A life of service
The words ‘drill instructor’ might be enough to send a shiver down the spine of anyone who has served in the armed forces, but it would be difficult to find one more amiable and down-to-earth as Belrose Country Club resident Charles Watson.
Born in Granville, Sydney in 1935, Charles spent his early years between the city and the regional town of Young as his flour miller father sought work during the tough Depression and war years.
After six months of national service with the Royal Australian Air Force in 1954, Charles signed up permanently, in what would be the start of an eventful 23-year career.
“I joined the air force as a steward, then remustered – what they call a job change – to a drill instructor, much to the sorrow of some of the recruits,” Charles said. “I was at Richmond and was being transferred up to Rathmines, and written in chalk across my trunk was ‘Goodbye to the Boy Bastard’. A term of endearment, I feel!”
Charles went on to serve domestically in all states bar Tasmania, and complete significant international postings.
“I originally went to Malaysia during the [1963-1966] confrontation between Indonesia and Malaysia. It was a political confrontation in which we thought the communists were going to take over Butterworth, so we were seconded to Butterworth as a force to protect the airfield there. A confrontation didn’t eventuate, thankfully, and I was transferred up to Ubon in Thailand for six months.”
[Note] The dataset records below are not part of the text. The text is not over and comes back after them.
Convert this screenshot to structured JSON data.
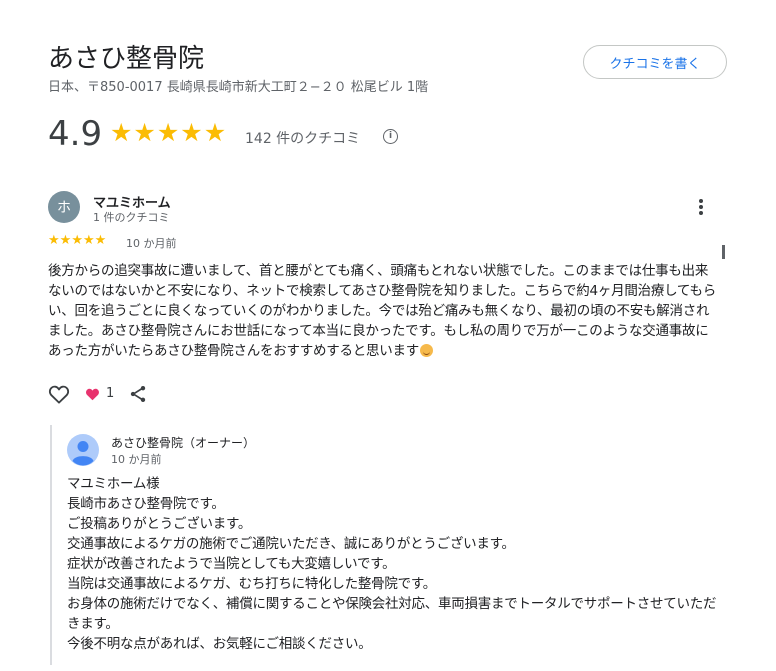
{
  "business": {
    "name": "あさひ整骨院",
    "address": "日本、〒850-0017 長崎県長崎市新大工町２−２０ 松尾ビル 1階",
    "write_review_label": "クチコミを書く",
    "rating": "4.9",
    "stars": 5,
    "review_count_label": "142 件のクチコミ",
    "info_icon": "i"
  },
  "colors": {
    "star": "#fbbc04",
    "accent": "#1a73e8",
    "heart": "#e8336e",
    "avatar_bg": "#78909c"
  },
  "review": {
    "avatar_initial": "ホ",
    "author": "マユミホーム",
    "author_sub": "1 件のクチコミ",
    "stars": 5,
    "date": "10 か月前",
    "text": "後方からの追突事故に遭いまして、首と腰がとても痛く、頭痛もとれない状態でした。このままでは仕事も出来ないのではないかと不安になり、ネットで検索してあさひ整骨院を知りました。こちらで約4ヶ月間治療してもらい、回を追うごとに良くなっていくのがわかりました。今では殆ど痛みも無くなり、最初の頃の不安も解消されました。あさひ整骨院さんにお世話になって本当に良かったです。もし私の周りで万が一このような交通事故にあった方がいたらあさひ整骨院さんをおすすめすると思います",
    "emoji": "smiling-face",
    "reaction_count": "1",
    "icons": [
      "like-heart-outline-icon",
      "heart-reaction-icon",
      "share-icon",
      "more-vert-icon"
    ]
  },
  "owner_reply": {
    "name": "あさひ整骨院（オーナー）",
    "date": "10 か月前",
    "lines": [
      "マユミホーム様",
      "長崎市あさひ整骨院です。",
      "ご投稿ありがとうございます。",
      "交通事故によるケガの施術でご通院いただき、誠にありがとうございます。",
      "症状が改善されたようで当院としても大変嬉しいです。",
      "当院は交通事故によるケガ、むち打ちに特化した整骨院です。",
      "お身体の施術だけでなく、補償に関することや保険会社対応、車両損害までトータルでサポートさせていただきます。",
      "今後不明な点があれば、お気軽にご相談ください。"
    ]
  }
}
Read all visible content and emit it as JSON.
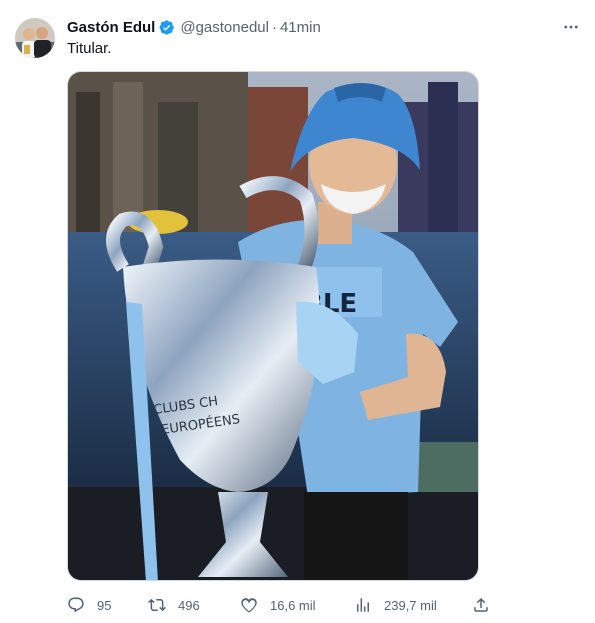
{
  "author": {
    "name": "Gastón Edul",
    "handle": "@gastonedul",
    "separator": "·",
    "time": "41min",
    "verified": true,
    "verified_color": "#1d9bf0"
  },
  "tweet": {
    "text": "Titular."
  },
  "media": {
    "trophy_inscription_line1": "CLUBS CH",
    "trophy_inscription_line2": "EUROPÉENS",
    "shirt_text": "BLE"
  },
  "actions": {
    "replies": "95",
    "retweets": "496",
    "likes": "16,6 mil",
    "views": "239,7 mil"
  },
  "icons": {
    "more": "more-dots-icon",
    "reply": "reply-icon",
    "retweet": "retweet-icon",
    "like": "heart-icon",
    "views": "views-chart-icon",
    "share": "share-icon"
  },
  "colors": {
    "text": "#0f1419",
    "secondary": "#536471",
    "brand": "#1d9bf0"
  }
}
After getting married and completing a further two-and-a-half-year posting in Butterworth, Charles decided to settle down in Australia to ensure his two young daughters could receive a stable education.
The Sydney Hilton was his next destination, where he took up a position as Assistant Manager, then Security Manager.
“It didn’t really need a great adjustment as I was used to that sort of work,” Charles said. “It was a function of the Assistant Managers to meet VIPs, as we called them, and take them to their suite. Alan Bond visited. Olivia Newton-John was there once. Sir Donald Bradman and Lady Bradman. I enjoyed the work.”
In recent years, Charles has been a Justice of the Peace, and treasurer of both the National Servicemen’s Association and Legacy. ANZAC Day is always an important event on his calendar.
“The National Servicemen’s Association is a close-knitted bunch of guys,” Charles said. “We send different people out to attend services as they start at 4:30 in the morning and finish at nightfall. We held a pre-ANZAC Day at the village on Friday 21st April, at which I officiated, together with management.”
Now in his ninth year at Belrose Country Club Retirement Village, Charles enjoys the many benefits of the friendly and active community.
“I enjoy the companionship here,” he said. “A group of us frequent the club on a Thursday for Happy Hour. We go out together on trips and socialise outside the village together. We have small parties together in the village and thoroughly enjoy each other’s company. We’re in retirement and enjoying things – especially the red wine!”